Her lower lip trembled, and it took all of his strength of will not to grab her and kiss those luscious, full lips.
“I don’t know what you mean, Miguel. I just wanted to dance with you.”
“Why don’t you go dance with your ex-husband?”
He knew it sounded petty and jealous the minute it left his lips, but he was just drunk enough not to care. And the hurt look on her face let him know that it had worked.
“I’m…um…I’m sorry you feel that way,” she stammered. “I was so happy to see you here, looking so good and all…”
She turned away, to look out at the pond behind the hall. There was an awkward silence.
After a few moments, she spoke quietly, with a slight tremor in her voice, “It’s been such a long time for us, Miguel. I was hoping that you would have forgiven me by now.”
He took a deep breath, hoping she didn’t notice how shaky it was.
“Some things you don’t get over.”
She looked back at him and there was infinite sadness in her eyes.

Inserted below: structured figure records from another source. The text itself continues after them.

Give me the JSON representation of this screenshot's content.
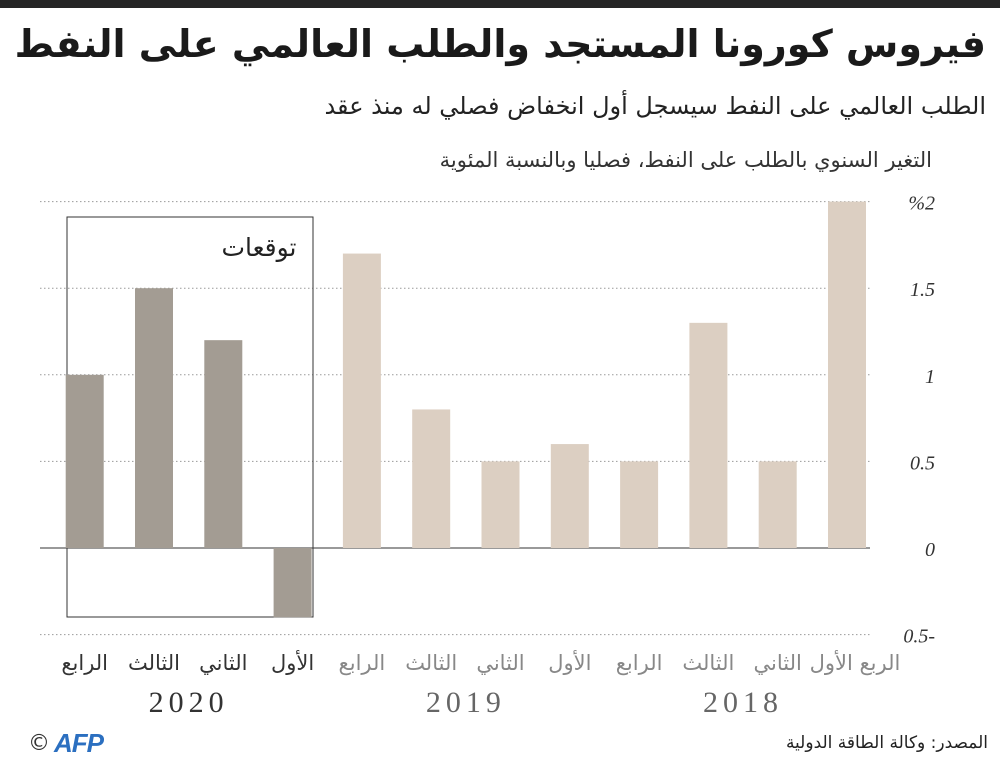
{
  "header": {
    "title": "فيروس كورونا المستجد والطلب العالمي على النفط",
    "subtitle": "الطلب العالمي على النفط سيسجل أول انخفاض فصلي له منذ عقد"
  },
  "chart_data": {
    "type": "bar",
    "title": "فيروس كورونا المستجد والطلب العالمي على النفط",
    "ylabel": "التغير السنوي بالطلب على النفط، فصليا وبالنسبة المئوية",
    "ylim": [
      -0.5,
      2
    ],
    "yticks": [
      {
        "value": 2,
        "label": "%2"
      },
      {
        "value": 1.5,
        "label": "1.5"
      },
      {
        "value": 1,
        "label": "1"
      },
      {
        "value": 0.5,
        "label": "0.5"
      },
      {
        "value": 0,
        "label": "0"
      },
      {
        "value": -0.5,
        "label": "-0.5"
      }
    ],
    "grid": true,
    "direction": "right-to-left",
    "forecast_label": "توقعات",
    "years": [
      {
        "year": "2018",
        "quarters": [
          {
            "label": "الربع الأول",
            "value": 2.0
          },
          {
            "label": "الثاني",
            "value": 0.5
          },
          {
            "label": "الثالث",
            "value": 1.3
          },
          {
            "label": "الرابع",
            "value": 0.5
          }
        ]
      },
      {
        "year": "2019",
        "quarters": [
          {
            "label": "الأول",
            "value": 0.6
          },
          {
            "label": "الثاني",
            "value": 0.5
          },
          {
            "label": "الثالث",
            "value": 0.8
          },
          {
            "label": "الرابع",
            "value": 1.7
          }
        ]
      },
      {
        "year": "2020",
        "forecast": true,
        "quarters": [
          {
            "label": "الأول",
            "value": -0.4
          },
          {
            "label": "الثاني",
            "value": 1.2
          },
          {
            "label": "الثالث",
            "value": 1.5
          },
          {
            "label": "الرابع",
            "value": 1.0
          }
        ]
      }
    ],
    "colors": {
      "actual": "#dccfc2",
      "forecast": "#a39c93",
      "grid": "#9a9a9a"
    }
  },
  "footer": {
    "source": "المصدر: وكالة الطاقة الدولية",
    "copyright": "©",
    "logo": "AFP"
  }
}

“I know…” she said softly. “So I guess there’s no chance that you might want to see me again, after tonight then?”
He shook his head.
She sighed deeply. She turned to head back toward the dimly-lit hall, with the loud music spilling out of the door each time it was opened. She stopped at the door. She spoke again without turning her head to look at him, speaking so quietly that he had to strain to hear her.
“Goodbye, Miguel. It was good to see you again.”
She quickly walked through the door and away from him, and he watched as she disappeared into the crowd.
Then he said out loud to himself, “I finally got to be the one to tell her ‘No’.”
He shook his head.
“So why doesn’t it feel good? Why do I feel like such an asshole?”
Angrily he drained his drink then threw his glass at the wall under the balcony. He enjoyed the sound of it shattering as a thought flashed through his head, “Just like my heart.”
He got up and strode back into the hall to get another drink.
Much later, when the lights were once again turned on brightly, the music stopped while the DJ announced that the party was over. He cordially invited them all to come back for the next reunion, in another ten years. Miguel half-heartedly looked around the hall for the olive-colored silk dress, but he knew that she was gone.
He somehow managed to drive himself home. He passed out fully dressed on his bed once he made it into his bedroom. And when he awoke in the morning with a major hang-over headache, and saw the grey skies with a steady rain drizzling down, he thought how appropriate it was that even the weather was depressed.